BCC: louches transferts le 30 juin 2014 !

Sur l’extrait «des dépenses des investissements et contrepartie des projets» établi par le ministère du Budget daté du 28 janvier 2015, on observe que les montants sont importants.

Ils varient de 488,05 millions de francs congolais à 1,179 milliard de franc congolais, mais le total pour les 7 projets est de 6.800.544.197 de francs congolais, soit 75,5 millions de dollars au taux de 900 francs congolais pour un dollar US Des fonds destinés à sept projets environnementaux à travers la République, probablement détournés entre la Banque centrale du Congo BCC- et le ministère de l’Environnement, à en croire des promoteurs et des agences d’exécutions victimes de cette pratique. Conséquences: ces projets n’ont jamais été exécutés, sinon à peine 20%.

Les patrons des circuits par lesquels est passé l’argent appelés à faire toute la lumière sur ces dossiers obscurs. Qui a détourné l’argent destiné à la réalisation de sept projets environnementaux à travers la RD-Congo signalés comme transférés le 30 juin 2014? La question vaut son pesant d’or tant ces projets, financés par des partenaires étrangers avec une contrepartie versée par l’Etat RD-congolais, se trouvent à ce jour au point mort. Pourtant, la contribution de la RD-Congo destinée à leur exécution a été décaissée en bonne et due forme à la Banque centrale du Congo BCC, des pièces comptables du ministère du Budget faisant foi.

Preuve du détournement de l’argent entre la BCC et l’Environnement «Alors que l’état des dépenses et contrepartie des projets au 31 décembre 2014 atteste que ces sommes ont été sorties du Trésor, je suis au regret de vous dire que les bénéficiaires ne sont jamais entrés en leur possession», se plaint une des victimes sous le sceau de l’anonymat. Et d’ajouter: «Cet état des dépenses établi en janvier 2015 par le
ministère du Budget est la preuve que l’argent a été détourné entre la Banque centrale du Congo et le ministère de l’Environnement par un réseau bien organisé». Il s’agit des fonds consacrés essentiellement à des projets Réduction des émissions de gaz à effet de serre dues à la déforestation et la dégradation des forêts -REDD- et REDD+, qui prend en compte le marché du carbone, dans l’ex-Province Orientale et au sud Kwamutu, jamais arrivés à destination.

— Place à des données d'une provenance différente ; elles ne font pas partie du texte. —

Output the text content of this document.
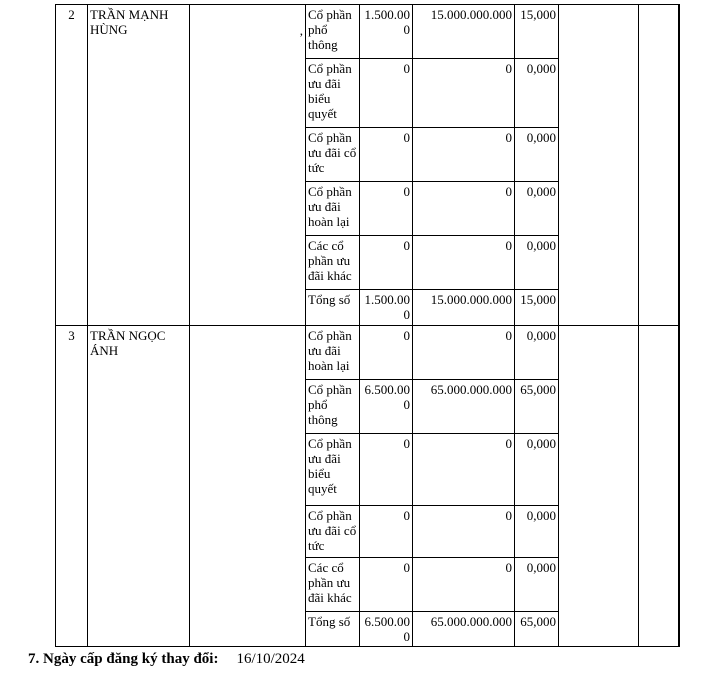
2	TRẦN MẠNH HÙNG	,	Cổ phần phổ thông	1.500.000	15.000.000.000	15,000			
			Cổ phần ưu đãi biểu quyết	0	0	0,000			
			Cổ phần ưu đãi cổ tức	0	0	0,000			
			Cổ phần ưu đãi hoàn lại	0	0	0,000			
			Các cổ phần ưu đãi khác	0	0	0,000			
			Tổng số	1.500.000	15.000.000.000	15,000			
3	TRẦN NGỌC ÁNH		Cổ phần ưu đãi hoàn lại	0	0	0,000			
			Cổ phần phổ thông	6.500.000	65.000.000.000	65,000			
			Cổ phần ưu đãi biểu quyết	0	0	0,000			
			Cổ phần ưu đãi cổ tức	0	0	0,000			
			Các cổ phần ưu đãi khác	0	0	0,000			
			Tổng số	6.500.000	65.000.000.000	65,000			
7. Ngày cấp đăng ký thay đổi: 16/10/2024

Selon des sources concordantes, ces fonds seraient engloutis dans les escarcelles de certaines grosses pointures de la Banque centrale du Congo, du ministère de l’Environnement et de la Primature. Des mouvements de fonds le jour de la fête de l’indépendance Ci-contre, un extrait «des dépenses des investissements et contrepartie des projets» qui illustre parfaitement l’opacité de ces décaissements tant les codes comptables et les numéros des comptes bancaires ne sont pas signalés. Des transferts louches opérés tous un jour férié, déclaré chômé et payé, le 30 juin 2014. Des mouvements des fonds le jour de la fête de l’indépendance du pays! Ça fait tiquer, ça fait jaser et ça interroge: l’argent est passé via quelle messagerie financière ou quelle banque commerciale?

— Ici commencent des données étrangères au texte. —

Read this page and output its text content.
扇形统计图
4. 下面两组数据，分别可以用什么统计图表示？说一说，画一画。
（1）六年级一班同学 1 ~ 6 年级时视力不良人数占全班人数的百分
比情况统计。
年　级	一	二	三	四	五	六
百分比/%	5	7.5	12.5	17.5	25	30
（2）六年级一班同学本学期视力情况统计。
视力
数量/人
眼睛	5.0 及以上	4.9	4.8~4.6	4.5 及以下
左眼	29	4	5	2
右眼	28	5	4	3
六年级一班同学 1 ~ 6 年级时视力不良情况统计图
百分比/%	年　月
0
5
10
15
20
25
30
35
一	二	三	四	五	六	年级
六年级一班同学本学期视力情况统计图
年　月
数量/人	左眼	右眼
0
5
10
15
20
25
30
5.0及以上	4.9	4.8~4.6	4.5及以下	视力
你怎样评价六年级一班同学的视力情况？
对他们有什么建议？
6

Quelle urgence il y avait ce jour-là pour  justifier ces opérations? Des questions qui laissent
soupçonner un détournement. On observe aussi que les montants sont importants. Ils varient de 488,
5 millions de francs congolais à 1,179 milliard de franc congolais, mais le total pour les 7 projets est de 6.800.544.197 de francs congolais, soit 75,5 millions de dollars au taux de 900 francs congolais pour un dollar Us. Des dossiers obscurs pour lesquels seules les explications des responsables des circuits par lesquels l’argent est passé pourront éclairer la lanterne de l’opinion publique.

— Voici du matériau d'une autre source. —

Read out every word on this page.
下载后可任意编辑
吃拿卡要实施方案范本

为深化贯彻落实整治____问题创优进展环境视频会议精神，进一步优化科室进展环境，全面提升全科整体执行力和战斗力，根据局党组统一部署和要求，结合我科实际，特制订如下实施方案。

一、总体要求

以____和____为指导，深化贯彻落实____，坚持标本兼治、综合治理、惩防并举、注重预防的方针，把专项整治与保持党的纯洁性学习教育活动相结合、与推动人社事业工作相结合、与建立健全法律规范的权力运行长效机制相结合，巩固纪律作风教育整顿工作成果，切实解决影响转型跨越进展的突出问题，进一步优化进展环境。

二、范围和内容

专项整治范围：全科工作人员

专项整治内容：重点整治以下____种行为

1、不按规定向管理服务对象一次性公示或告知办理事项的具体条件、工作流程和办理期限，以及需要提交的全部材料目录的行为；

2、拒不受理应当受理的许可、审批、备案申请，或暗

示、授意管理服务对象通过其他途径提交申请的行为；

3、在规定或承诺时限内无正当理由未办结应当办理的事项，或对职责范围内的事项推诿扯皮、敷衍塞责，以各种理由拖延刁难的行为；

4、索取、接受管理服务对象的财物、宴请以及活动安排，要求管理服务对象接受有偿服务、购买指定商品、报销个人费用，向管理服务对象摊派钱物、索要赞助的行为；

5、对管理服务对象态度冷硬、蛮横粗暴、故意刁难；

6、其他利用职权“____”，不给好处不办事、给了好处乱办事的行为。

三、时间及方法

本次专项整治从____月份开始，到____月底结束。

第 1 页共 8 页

Au demeurant, il s’agit d’expliquer le système mis en place pour contrôler et retracer l’affectation des fonds offerts ou prêtés par les bailleurs ainsi que la contrepartie du gouvernement de la RD-Congo. C’est le lieu ici d’interpeller la Cour des comptes, l’Inspection générale des Finances ainsi que l’Assemblée nationale pour plus de rigueur et de perspicacité lors de la reddition des comptes. Les efforts pour avoir la version de la Banque centrale du Congo sont restés vains. Les SMS envoyés mardi 15 novembre à Plante Kibadi, chargé de communication du gouverneur de la BCC, sont restés sans suite.